However, there is a another case: Sometimes, there is a worldstate that ranks high in the utility function of the gift-receiver, and they do know how to achieve this worldstate, but their policy function does not implement the specific course of action. Or, in the human case, the gift-receiver is procrastinating ways to achieve their goals, and also procrastinates hiring other people to do it. However, the gift-giver has no aversion to bringing about that particular worldstate (which, in humans, is quite often the case: people are sometimes more motivated to help others with specific problems than fixing these problems for themselves). A potential gift could be for the gift-giver to assist the gift-receiver to achieve their goal (at least to the extent to which that is possible).

Or, short: A useful gift is to shoulder someone else's akrasia.

Preserving Option-Value in Gift Giving

A way to circumvent the possibility of being wildly mistaken about other people's utility functions is to give them money, and to offer them a suggestion on what to spend that money on (possibly also offering them to assist them in doing so). This carries the advantage of the other person not being stuck with the (potentially useless) gift.

Also, giving money carries the advantage that it can be used to contribute to larger-scale projects (rather than being limited to usually less than objects with a price of less than 50$).

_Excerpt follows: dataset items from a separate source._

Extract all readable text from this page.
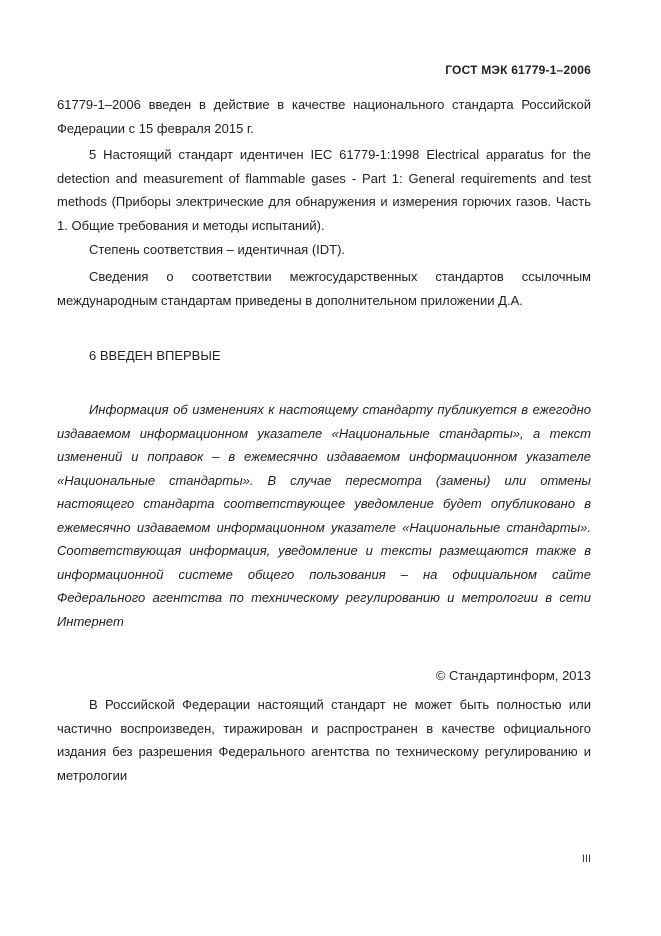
ГОСТ МЭК 61779-1–2006

61779-1–2006 введен в действие в качестве национального стандарта Российской Федерации с 15 февраля 2015 г.

5 Настоящий стандарт идентичен IEC 61779-1:1998 Electrical apparatus for the detection and measurement of flammable gases - Part 1: General requirements and test methods (Приборы электрические для обнаружения и измерения горючих газов. Часть 1. Общие требования и методы испытаний).

Степень соответствия – идентичная (IDT).

Сведения о соответствии межгосударственных стандартов ссылочным международным стандартам приведены в дополнительном приложении Д.А.

6 ВВЕДЕН ВПЕРВЫЕ

Информация об изменениях к настоящему стандарту публикуется в ежегодно издаваемом информационном указателе «Национальные стандарты», а текст изменений и поправок – в ежемесячно издаваемом информационном указателе «Национальные стандарты». В случае пересмотра (замены) или отмены настоящего стандарта соответствующее уведомление будет опубликовано в ежемесячно издаваемом информационном указателе «Национальные стандарты». Соответствующая информация, уведомление и тексты размещаются также в информационной системе общего пользования – на официальном сайте Федерального агентства по техническому регулированию и метрологии в сети Интернет

© Стандартинформ, 2013

В Российской Федерации настоящий стандарт не может быть полностью или частично воспроизведен, тиражирован и распространен в качестве официального издания без разрешения Федерального агентства по техническому регулированию и метрологии

III
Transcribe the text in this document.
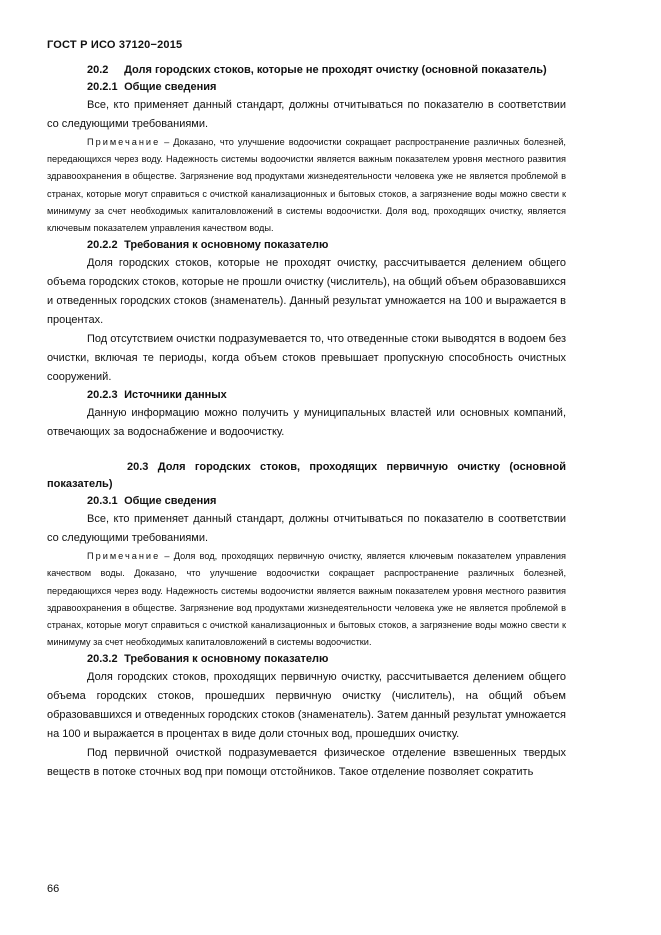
ГОСТ Р ИСО 37120−2015

20.2 Доля городских стоков, которые не проходят очистку (основной показатель)

20.2.1 Общие сведения

Все, кто применяет данный стандарт, должны отчитываться по показателю в соответствии со следующими требованиями.

Примечание – Доказано, что улучшение водоочистки сокращает распространение различных болезней, передающихся через воду. Надежность системы водоочистки является важным показателем уровня местного развития здравоохранения в обществе. Загрязнение вод продуктами жизнедеятельности человека уже не является проблемой в странах, которые могут справиться с очисткой канализационных и бытовых стоков, а загрязнение воды можно свести к минимуму за счет необходимых капиталовложений в системы водоочистки. Доля вод, проходящих очистку, является ключевым показателем управления качеством воды.

20.2.2 Требования к основному показателю

Доля городских стоков, которые не проходят очистку, рассчитывается делением общего объема городских стоков, которые не прошли очистку (числитель), на общий объем образовавшихся и отведенных городских стоков (знаменатель). Данный результат умножается на 100 и выражается в процентах.

Под отсутствием очистки подразумевается то, что отведенные стоки выводятся в водоем без очистки, включая те периоды, когда объем стоков превышает пропускную способность очистных сооружений.

20.2.3 Источники данных

Данную информацию можно получить у муниципальных властей или основных компаний, отвечающих за водоснабжение и водоочистку.

20.3 Доля городских стоков, проходящих первичную очистку (основной показатель)

20.3.1 Общие сведения

Все, кто применяет данный стандарт, должны отчитываться по показателю в соответствии со следующими требованиями.

Примечание – Доля вод, проходящих первичную очистку, является ключевым показателем управления качеством воды. Доказано, что улучшение водоочистки сокращает распространение различных болезней, передающихся через воду. Надежность системы водоочистки является важным показателем уровня местного развития здравоохранения в обществе. Загрязнение вод продуктами жизнедеятельности человека уже не является проблемой в странах, которые могут справиться с очисткой канализационных и бытовых стоков, а загрязнение воды можно свести к минимуму за счет необходимых капиталовложений в системы водоочистки.

20.3.2 Требования к основному показателю

Доля городских стоков, проходящих первичную очистку, рассчитывается делением общего объема городских стоков, прошедших первичную очистку (числитель), на общий объем образовавшихся и отведенных городских стоков (знаменатель). Затем данный результат умножается на 100 и выражается в процентах в виде доли сточных вод, прошедших очистку.

Под первичной очисткой подразумевается физическое отделение взвешенных твердых веществ в потоке сточных вод при помощи отстойников. Такое отделение позволяет сократить

66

Preserving Signaling Value

Often, a useful gift can be combined with a signaling component, for example a hand-written card directed to the person.

Public Goods

Gifts can be used to contribute to public goods. I don't know how much sense this makes economically, but emotionally, at least most of the time (Sustrik 2018), it carries with it the intention of being not only a gift to the person, but to the rest of the world as well.

Vasectomy & Sperm Freezing Cost-Benefit

Note: A friend told me that vasectomies don't make men permanently infertile: if you're not otherwise infertile, sperm can just be extracted or the vasectomy can be reversed. I haven't checked whether this is true, but if it is, the cost-benefit analysis below is misguided and wrong, likely coming out more strongly in favour of having a vasectomy.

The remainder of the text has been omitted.